Masa Depan yang Mungkin
Sayangnya, tampaknya inilah jalur yang paling mungkin diambil Apple, mengingat fitur-fitur AI ini akan memakan banyak biaya. Apple menghabiskan sekitar $1 miliar setiap tahun untuk mengakses teknologi Gemini dari Google, dan akan ada biaya tambahan yang tinggi untuk menjalankan tugas kompleks di sistem AI perusahaan untuk ratusan juta pengguna. Apple tidak suka merugi, sehingga wajar jika perusahaan ini mempertimbangkan langganan untuk menutupi biaya tambahan tersebut.
Dan seperti yang diungkapkan Gurman, sudah ada tanda-tanda bahwa masa depan itu sedang mendekat, dimana pelanggan iCloud+ saat ini mendapatkan akses lebih banyak ke fitur paling canggih dari Siri (khususnya, mereka mendapatkan batas penggunaan harian yang lebih tinggi).
Apakah nantinya langganan Siri ini akan dijual terpisah atau digabungkan dengan beberapa paket tertentu seperti iCloud+ atau Apple One masih belum jelas, namun tampaknya akses berbayar dalam bentuk apapun sangat mungkin terjadi.
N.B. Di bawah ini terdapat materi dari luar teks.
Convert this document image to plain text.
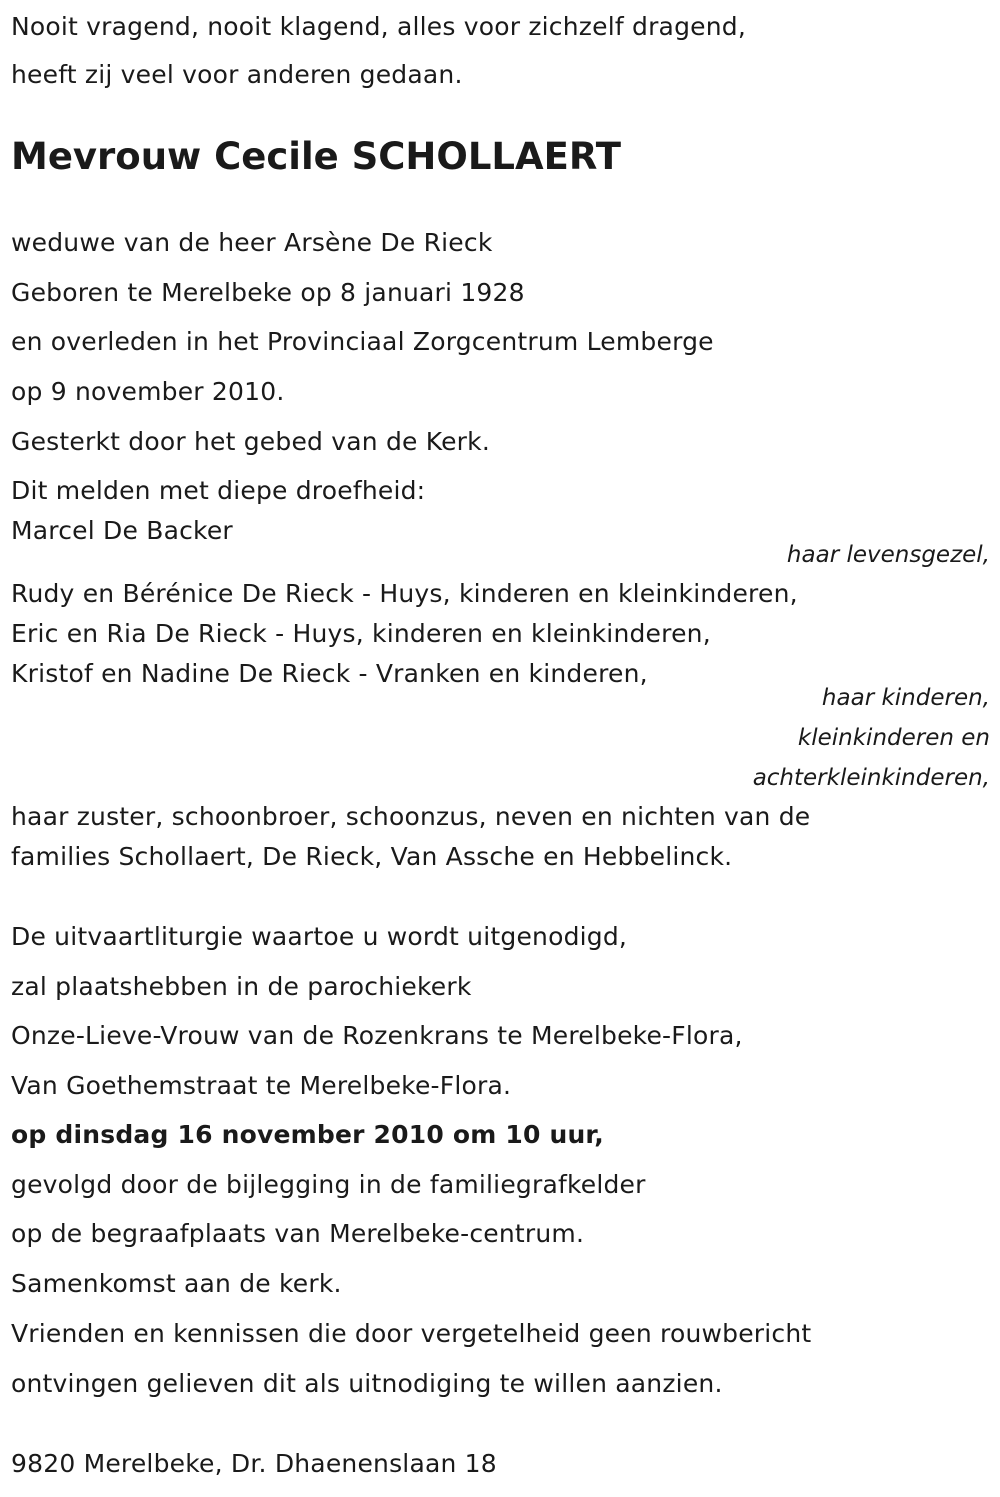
Nooit vragend, nooit klagend, alles voor zichzelf dragend,
heeft zij veel voor anderen gedaan.
Mevrouw Cecile SCHOLLAERT
weduwe van de heer Arsène De Rieck
Geboren te Merelbeke op 8 januari 1928
en overleden in het Provinciaal Zorgcentrum Lemberge
op 9 november 2010.
Gesterkt door het gebed van de Kerk.
Dit melden met diepe droefheid:
Marcel De Backer
haar levensgezel,
Rudy en Bérénice De Rieck - Huys, kinderen en kleinkinderen,
Eric en Ria De Rieck - Huys, kinderen en kleinkinderen,
Kristof en Nadine De Rieck - Vranken en kinderen,
haar kinderen,
kleinkinderen en
achterkleinkinderen,
haar zuster, schoonbroer, schoonzus, neven en nichten van de
families Schollaert, De Rieck, Van Assche en Hebbelinck.
De uitvaartliturgie waartoe u wordt uitgenodigd,
zal plaatshebben in de parochiekerk
Onze-Lieve-Vrouw van de Rozenkrans te Merelbeke-Flora,
Van Goethemstraat te Merelbeke-Flora.
op dinsdag 16 november 2010 om 10 uur,
gevolgd door de bijlegging in de familiegrafkelder
op de begraafplaats van Merelbeke-centrum.
Samenkomst aan de kerk.
Vrienden en kennissen die door vergetelheid geen rouwbericht
ontvingen gelieven dit als uitnodiging te willen aanzien.
9820 Merelbeke, Dr. Dhaenenslaan 18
Namun, pertanyaan lebih besar adalah kapan Apple akan memperkenalkan langganan ini. Diperkirakan, mereka belum melakukan itu karena AI Siri masih dalam fase beta, dan kesan awal menunjukkan kemampuannya belum sebanding dengan layanan pesaing. Plus, Apple perlu menarik kembali pengguna yang mungkin sudah lama menyerah pada Siri dan beralih ke layanan saingan. Gurman menambahkan, “Apple masih berada di posisi di mana mereka perlu membuktikan kepada konsumen bahwa teknologi AI mereka layak digunakan, apalagi untuk dibayar.”
Jadi, butuh waktu bagi Siri baru untuk mengejar ketertinggalan, baik dari segi kemampuan maupun popularitas. Namun, jika dan ketika itu terjadi — yang diperkirakan Gurman bisa terjadi dalam 12 bulan ke depan — ada kemungkinan besar pengguna akan mulai membayar untuk mengakses beberapa fitur dari Siri.